A explosão ocorreu no início da tarde e, antes disso, a Polícia Rodoviária Federal (PRF), em conjunto com os sinalizadores da CLC, garantiu a interrupção do tráfego nos dois sentidos da rodovia. Os moradores da área foram informados previamente sobre a detonação e orientados a manter distância do local.
Apesar de pequena, a explosão, segundo Nogueira, foi eficaz. Imediatamente após a detonação, ele ordenou a remoção dos detritos que ficaram na pista, permitindo que a PRF reabri o trânsito em ambos os sentidos.
O engenheiro também mencionou a possibilidade de realizar novas detonações para a remoção de rochas em áreas adjacentes. Ele enfatizou que, assim como aconteceu neste domingo, a comunicação prévia com a população e a PRF será uma prioridade para garantir a segurança de todos.
A obra de duplicação da BR 304 está sendo realizada em cinco etapas. A primeira delas, que é a atual, abrange o trecho entre Assu e Mossoró.

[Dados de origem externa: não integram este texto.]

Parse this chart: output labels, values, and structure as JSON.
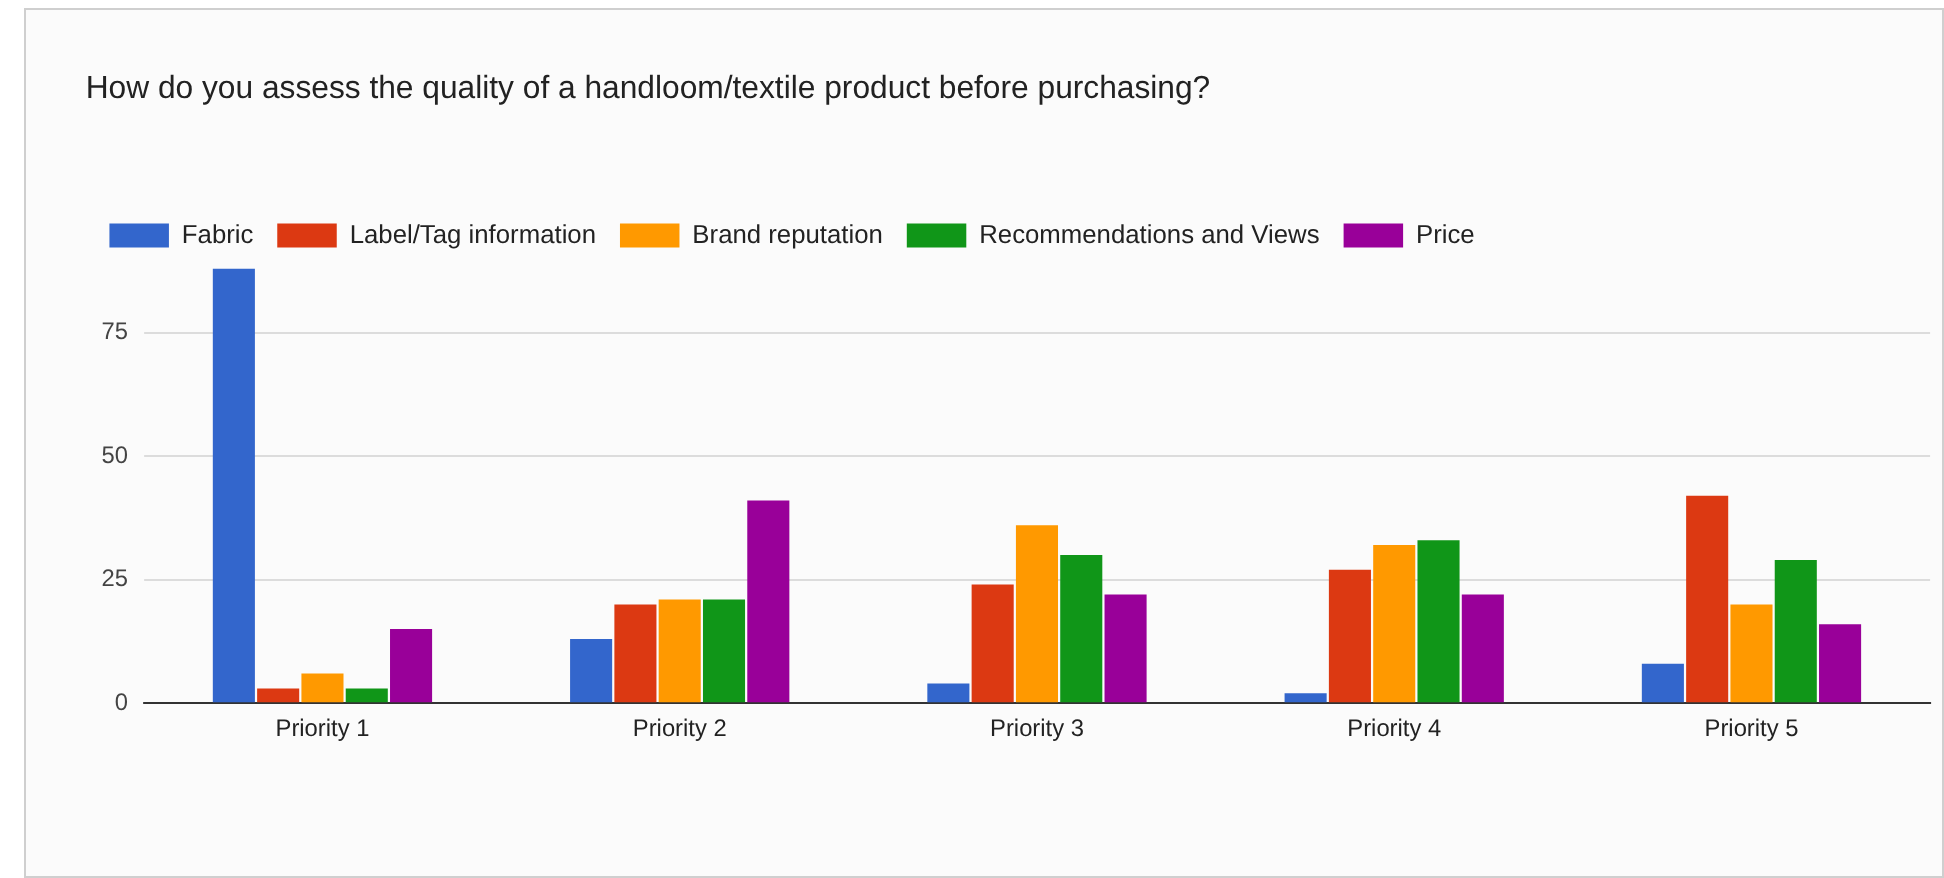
{
  "chart_data": {
    "type": "bar",
    "title": "How do you assess the quality of a handloom/textile product before purchasing?",
    "categories": [
      "Priority 1",
      "Priority 2",
      "Priority 3",
      "Priority 4",
      "Priority 5"
    ],
    "series": [
      {
        "name": "Fabric",
        "color": "#3366cc",
        "values": [
          88,
          13,
          4,
          2,
          8
        ]
      },
      {
        "name": "Label/Tag information",
        "color": "#dc3912",
        "values": [
          3,
          20,
          24,
          27,
          42
        ]
      },
      {
        "name": "Brand reputation",
        "color": "#ff9900",
        "values": [
          6,
          21,
          36,
          32,
          20
        ]
      },
      {
        "name": "Recommendations and Views",
        "color": "#109618",
        "values": [
          3,
          21,
          30,
          33,
          29
        ]
      },
      {
        "name": "Price",
        "color": "#990099",
        "values": [
          15,
          41,
          22,
          22,
          16
        ]
      }
    ],
    "ylim": [
      0,
      88
    ],
    "yticks": [
      0,
      25,
      50,
      75
    ],
    "grid": "y",
    "legend": "top left"
  }
}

A segunda etapa se estenderá do trevo com a BR 226, em Macaíba, até o município de Riachuelo-RN, enquanto a terceira parte se concentrará entre Mossoró e Aracati.
As etapas restantes englobam o trecho entre Riachuelo e Assu, visando concluir a duplicação de forma eficaz.

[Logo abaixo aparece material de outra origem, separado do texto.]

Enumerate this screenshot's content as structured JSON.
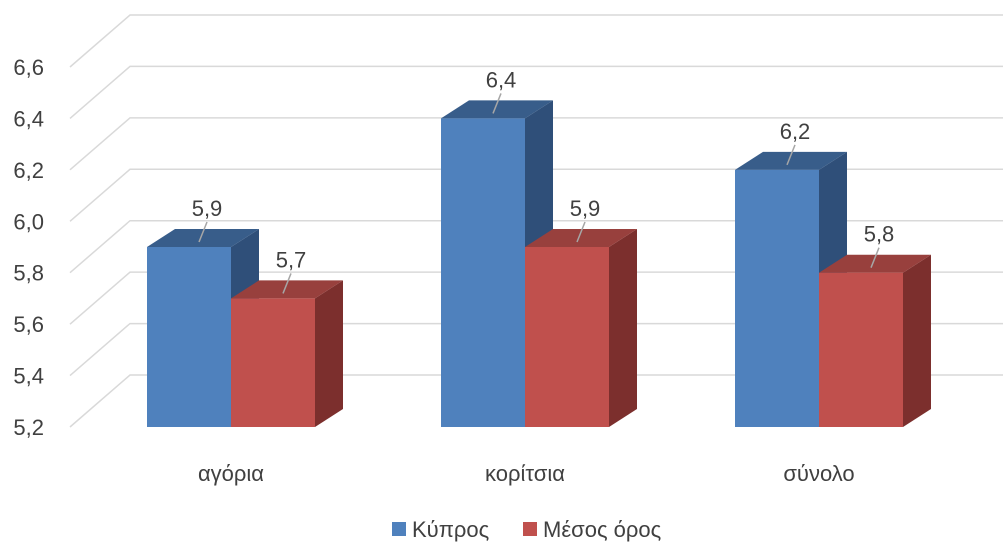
{
  "chart_data": {
    "type": "bar",
    "categories": [
      "αγόρια",
      "κορίτσια",
      "σύνολο"
    ],
    "series": [
      {
        "name": "Κύπρος",
        "values": [
          5.9,
          6.4,
          6.2
        ],
        "labels": [
          "5,9",
          "6,4",
          "6,2"
        ],
        "color": "#4f81bd",
        "side_color": "#2f4f79",
        "top_color": "#385d8a"
      },
      {
        "name": "Μέσος όρος",
        "values": [
          5.7,
          5.9,
          5.8
        ],
        "labels": [
          "5,7",
          "5,9",
          "5,8"
        ],
        "color": "#c0504d",
        "side_color": "#7c2f2d",
        "top_color": "#98403d"
      }
    ],
    "ylim": [
      5.2,
      6.6
    ],
    "yticks": [
      5.2,
      5.4,
      5.6,
      5.8,
      6.0,
      6.2,
      6.4,
      6.6
    ],
    "ytick_labels": [
      "5,2",
      "5,4",
      "5,6",
      "5,8",
      "6,0",
      "6,2",
      "6,4",
      "6,6"
    ],
    "grid": true,
    "legend_position": "bottom",
    "three_d": true
  }
}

O investimento do Governo Federal, por meio do DNIT, para a duplicação do primeiro trecho é de R$ 367 milhões, com o custo total da obra previsto para ultrapassar R$ 3 bilhões. Para Jean Paul Prates, ex-senador que facilitou o destravamento da obra no âmbito federal, a rodovia é essencial para a segurança de quem transita por ela e também para o desenvolvimento econômico da região, sendo vital para o escoamento de produtos como sal, frutas e calcário.
A conclusão do primeiro trecho da duplicação está prevista para ocorrer em 36 meses. No entanto, Rafael Nogueira acredita que os trabalhos poderão ser finalizados antes do prazo estipulado, destacando a eficiência da equipe envolvida na obra.